Jumlah menteri selalu lebih dari 30.
Misalnya,
pada Kabinet Persatuan Nasional Presiden Abdurrahman Wahid (1999-2001),
jumlah menteri ada 34 orang. Sedangkan pada Kabinet Gotong Royong Presiden
Megawati Soekarnoputri (2001-2004), jumlahnya terdiri atas 30 menteri. Kabinet
Indonesia Bersatu I Presiden Susilo Bambang Yudhoyono terdiri atas 34
menteri. Begitu pula Kabinet Indonesia Bersatu II era SBY, yang juga 34
menteri. Bukan hanya itu, obesitas tersebut juga menjalar pada birokrasi
dengan semakin banyaknya jumlah pejabat eselon satu di setiap kementerian.

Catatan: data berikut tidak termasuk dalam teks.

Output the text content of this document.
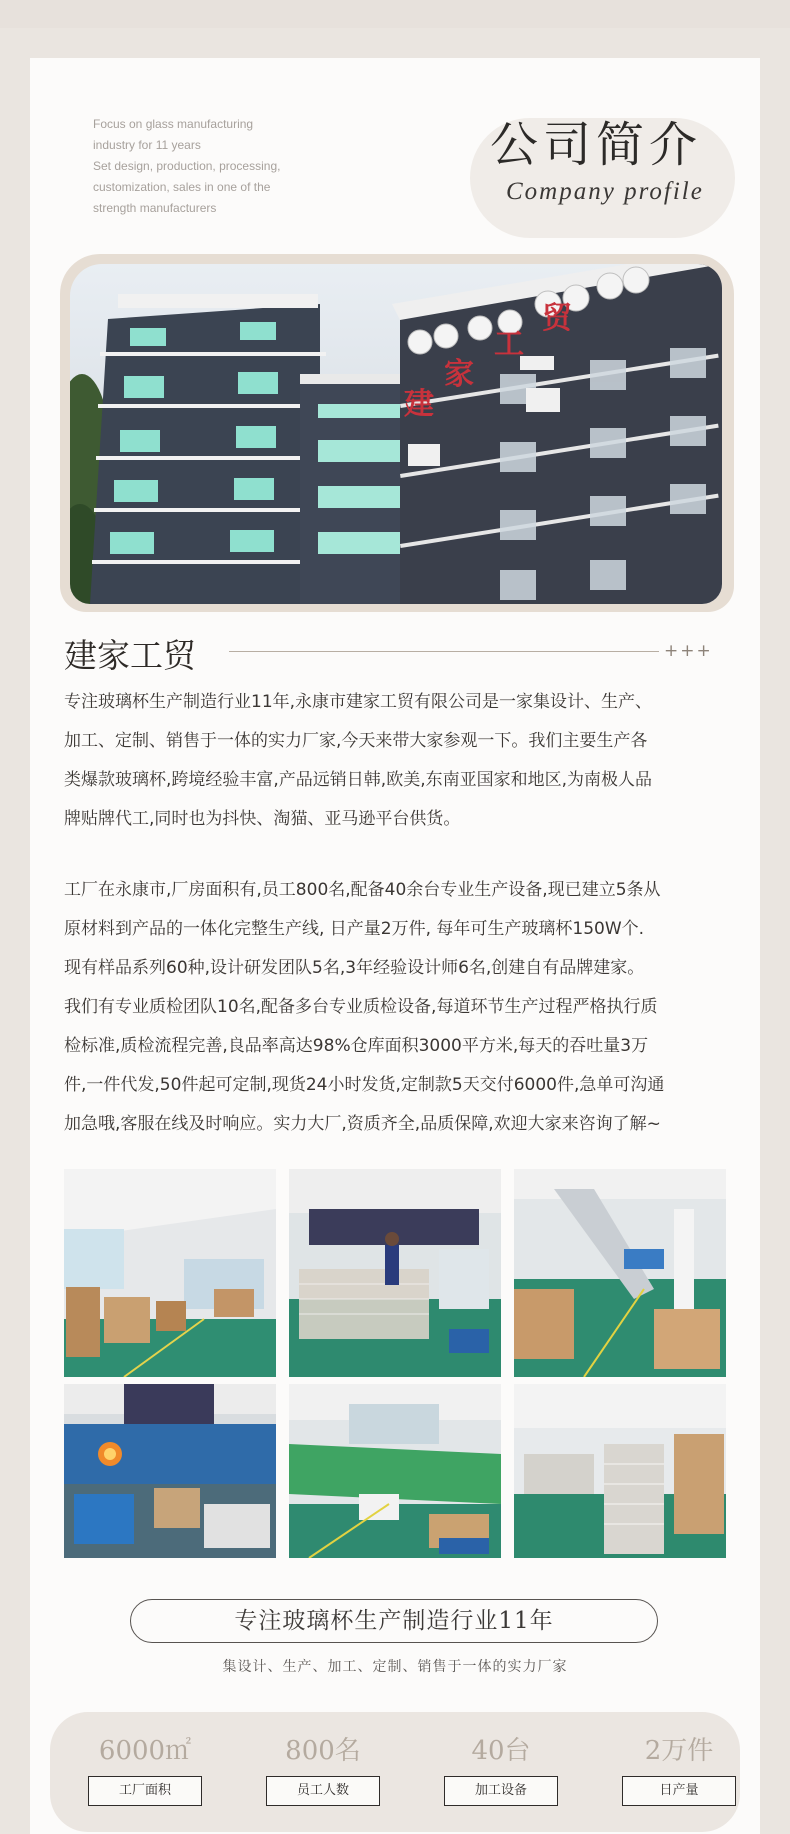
Focus on glass manufacturing
industry for 11 years
Set design, production, processing,
customization, sales in one of the
strength manufacturers
公司简介
Company profile
建
家
工
贸
建家工贸	+++
专注玻璃杯生产制造行业11年,永康市建家工贸有限公司是一家集设计、生产、
加工、定制、销售于一体的实力厂家,今天来带大家参观一下。我们主要生产各
类爆款玻璃杯,跨境经验丰富,产品远销日韩,欧美,东南亚国家和地区,为南极人品
牌贴牌代工,同时也为抖快、淘猫、亚马逊平台供货。
工厂在永康市,厂房面积有,员工800名,配备40余台专业生产设备,现已建立5条从
原材料到产品的一体化完整生产线, 日产量2万件, 每年可生产玻璃杯150W个.
现有样品系列60种,设计研发团队5名,3年经验设计师6名,创建自有品牌建家。
我们有专业质检团队10名,配备多台专业质检设备,每道环节生产过程严格执行质
检标准,质检流程完善,良品率高达98%仓库面积3000平方米,每天的吞吐量3万
件,一件代发,50件起可定制,现货24小时发货,定制款5天交付6000件,急单可沟通
加急哦,客服在线及时响应。实力大厂,资质齐全,品质保障,欢迎大家来咨询了解~
专注玻璃杯生产制造行业11年
集设计、生产、加工、定制、销售于一体的实力厂家
6000㎡
工厂面积
800名
员工人数
40台
加工设备
2万件
日产量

Bahkan pada pemerintahan SBY periode kedua ini, ditambahkan wakil menteri
yang bertugas membantu kinerja menteri.
Pada
dasarnya, tak ada yang salah dengan formasi kabinet gemuk. Sebab, dalam
Undang-Undang Nomor 39 Tahun 2008 tentang Kementerian Negara disebutkan bahwa
jumlah kementerian bisa mencapai 34. Begitu pula seorang presiden memiliki
kewenangan menunjuk wakil menteri. Namun, untuk mewujudkan pemerintahan yang
efektif dan efisien, perampingan kabinet lebih banyak maslahatnya.
Pertama,
perampingan kabinet dapat menghemat anggaran belanja negara. Dengan begitu,
dapat dialihfungsikan pada hal-hal penting lainnya, seperti subsidi BBM,
biaya pendidikan, kesehatan, dan lain-lain. Kedua, semenjak otonomi daerah,
watak pemerintahan pusat tidak lagi sentralistik. Ada kepala daerah yang
berperan penting dalam membangun daerah masing-masing. Pada titik inilah,
tugas-tugas dari kementerian pusat sudah banyak terbantu dengan adanya peran
kepala daerah yang semakin kuat otoritasnya.
Ketiga,
gemuknya formasi kabinet tidak menjamin kinerjanya membaik. Justru kabinet
obesitas, selain menjadi beban APBN, dapat merepotkan presiden. Lihat saja
bagaimana repotnya Presiden SBY ketika para pembantunya ada yang tersangkut
korupsi. Sudah mendapat malu, SBY juga harus "mengernyitkan kening"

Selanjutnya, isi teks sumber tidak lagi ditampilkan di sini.